Para o diretor do Departamento de Patrimônio Material e Fiscalização (Depam), Andrey Schlee, o novo instrumento legal responde a um esforço de anos de análise e avaliação técnica por parte dos servidores e colaboradores do Iphan. “A norma garante direitos, diminui a burocracia e oferece segurança jurídica, sem descuidar da nossa missão institucional, que é promover a preservação do patrimônio cultural brasileiro”.
Já a coordenadora-geral de Autorização e Fiscalização do Iphan, Elisa Taveira, explicou que “a revisão da portaria incluiu modificações baseadas na experiência institucional acumulada ao longo dos anos de vigência da Portaria Iphan nº 420/2010”. Ela acrescentou: “Foi necessário adequar a norma aos novos marcos legais. Entre eles, aplicamos a lei que racionaliza atos e procedimentos administrativos e a lei do Governo Digital e da eficiência pública”.

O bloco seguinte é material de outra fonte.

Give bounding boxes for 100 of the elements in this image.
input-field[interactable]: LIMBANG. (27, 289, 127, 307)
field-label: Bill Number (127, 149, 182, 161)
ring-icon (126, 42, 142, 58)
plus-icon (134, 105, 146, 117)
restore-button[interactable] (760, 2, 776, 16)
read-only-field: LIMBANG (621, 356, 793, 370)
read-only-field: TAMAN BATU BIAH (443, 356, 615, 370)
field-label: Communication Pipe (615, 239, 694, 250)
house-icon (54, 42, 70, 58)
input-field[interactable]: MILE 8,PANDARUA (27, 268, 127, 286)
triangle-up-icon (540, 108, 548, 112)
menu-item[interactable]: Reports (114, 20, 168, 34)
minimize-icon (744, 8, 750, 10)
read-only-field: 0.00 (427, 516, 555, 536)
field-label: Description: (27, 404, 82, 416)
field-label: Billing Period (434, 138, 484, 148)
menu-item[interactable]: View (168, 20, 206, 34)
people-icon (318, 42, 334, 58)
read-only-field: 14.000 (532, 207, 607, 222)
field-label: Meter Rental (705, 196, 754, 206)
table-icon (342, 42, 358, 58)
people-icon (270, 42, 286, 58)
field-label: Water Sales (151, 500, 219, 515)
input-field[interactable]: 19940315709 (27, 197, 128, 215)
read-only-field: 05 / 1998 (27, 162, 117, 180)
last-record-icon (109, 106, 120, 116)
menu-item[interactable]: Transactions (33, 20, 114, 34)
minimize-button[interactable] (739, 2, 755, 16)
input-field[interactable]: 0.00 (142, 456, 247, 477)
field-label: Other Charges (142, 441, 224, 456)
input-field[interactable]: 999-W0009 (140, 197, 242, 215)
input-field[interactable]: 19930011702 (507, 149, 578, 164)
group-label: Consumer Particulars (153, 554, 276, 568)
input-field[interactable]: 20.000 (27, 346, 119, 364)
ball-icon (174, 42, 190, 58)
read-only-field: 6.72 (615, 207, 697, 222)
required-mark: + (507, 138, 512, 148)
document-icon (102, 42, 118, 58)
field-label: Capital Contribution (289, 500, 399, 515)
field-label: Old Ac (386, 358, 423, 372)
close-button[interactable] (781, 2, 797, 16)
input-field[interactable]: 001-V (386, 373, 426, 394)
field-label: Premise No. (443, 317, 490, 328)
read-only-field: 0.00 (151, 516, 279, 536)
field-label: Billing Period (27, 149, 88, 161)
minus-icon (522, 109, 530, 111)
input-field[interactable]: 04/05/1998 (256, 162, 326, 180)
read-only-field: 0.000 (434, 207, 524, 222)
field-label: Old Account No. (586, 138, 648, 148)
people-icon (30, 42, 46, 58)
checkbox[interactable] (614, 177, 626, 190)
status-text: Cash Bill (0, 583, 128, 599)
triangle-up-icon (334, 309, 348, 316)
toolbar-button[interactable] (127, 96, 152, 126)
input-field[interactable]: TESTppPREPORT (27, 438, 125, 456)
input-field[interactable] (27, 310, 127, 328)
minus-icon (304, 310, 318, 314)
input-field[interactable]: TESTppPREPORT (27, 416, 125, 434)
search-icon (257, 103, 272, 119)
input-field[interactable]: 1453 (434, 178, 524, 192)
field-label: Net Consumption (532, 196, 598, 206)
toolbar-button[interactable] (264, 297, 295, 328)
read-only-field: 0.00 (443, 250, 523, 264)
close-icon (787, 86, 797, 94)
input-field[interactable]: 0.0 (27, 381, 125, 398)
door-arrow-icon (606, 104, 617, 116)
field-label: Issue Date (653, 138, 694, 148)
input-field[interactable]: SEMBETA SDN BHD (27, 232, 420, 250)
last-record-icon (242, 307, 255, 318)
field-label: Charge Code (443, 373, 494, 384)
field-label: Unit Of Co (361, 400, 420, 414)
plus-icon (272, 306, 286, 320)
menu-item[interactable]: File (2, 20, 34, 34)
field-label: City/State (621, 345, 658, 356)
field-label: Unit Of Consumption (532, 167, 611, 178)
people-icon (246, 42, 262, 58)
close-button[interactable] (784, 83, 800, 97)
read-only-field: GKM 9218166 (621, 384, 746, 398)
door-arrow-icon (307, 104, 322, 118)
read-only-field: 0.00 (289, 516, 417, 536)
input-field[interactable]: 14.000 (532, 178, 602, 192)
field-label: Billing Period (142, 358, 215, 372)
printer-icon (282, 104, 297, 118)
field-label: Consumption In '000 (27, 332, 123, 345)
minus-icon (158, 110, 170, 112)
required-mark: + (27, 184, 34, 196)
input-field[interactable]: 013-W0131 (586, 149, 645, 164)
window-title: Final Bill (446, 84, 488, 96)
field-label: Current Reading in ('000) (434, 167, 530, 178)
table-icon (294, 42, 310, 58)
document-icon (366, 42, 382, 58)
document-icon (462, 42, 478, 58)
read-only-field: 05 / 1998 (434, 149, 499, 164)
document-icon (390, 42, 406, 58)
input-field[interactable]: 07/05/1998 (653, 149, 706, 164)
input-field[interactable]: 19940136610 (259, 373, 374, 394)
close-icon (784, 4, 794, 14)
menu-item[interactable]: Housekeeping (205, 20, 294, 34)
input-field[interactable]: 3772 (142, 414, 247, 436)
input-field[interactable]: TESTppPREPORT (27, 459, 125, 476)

Vale ressaltar que as intervenções em bens tombados e valorados e seus respectivos entornos continuam sendo regidas pela Portaria 420/2010 até o dia 22 de dezembro de 2025, quando entrará em vigor a Portaria 289/2025.
História da regulamentação
A autorização prévia do Iphan para intervenções em bens tombados e seus respectivos entornos é regida pelos artigos 17 e 18 do Decreto-Lei nº 25/1937.
A regulamentação sobre intervenções em bens tombados começou no Iphan em 1986, com a Portaria nº 10/1986. Posteriormente, em 2010, o Instituto publicou a Portaria nº 420, com o objetivo de detalhar e padronizar os procedimentos em todas as Superintendências, adequando-os ao marco jurídico trazido pela Constituição Federal de 1988.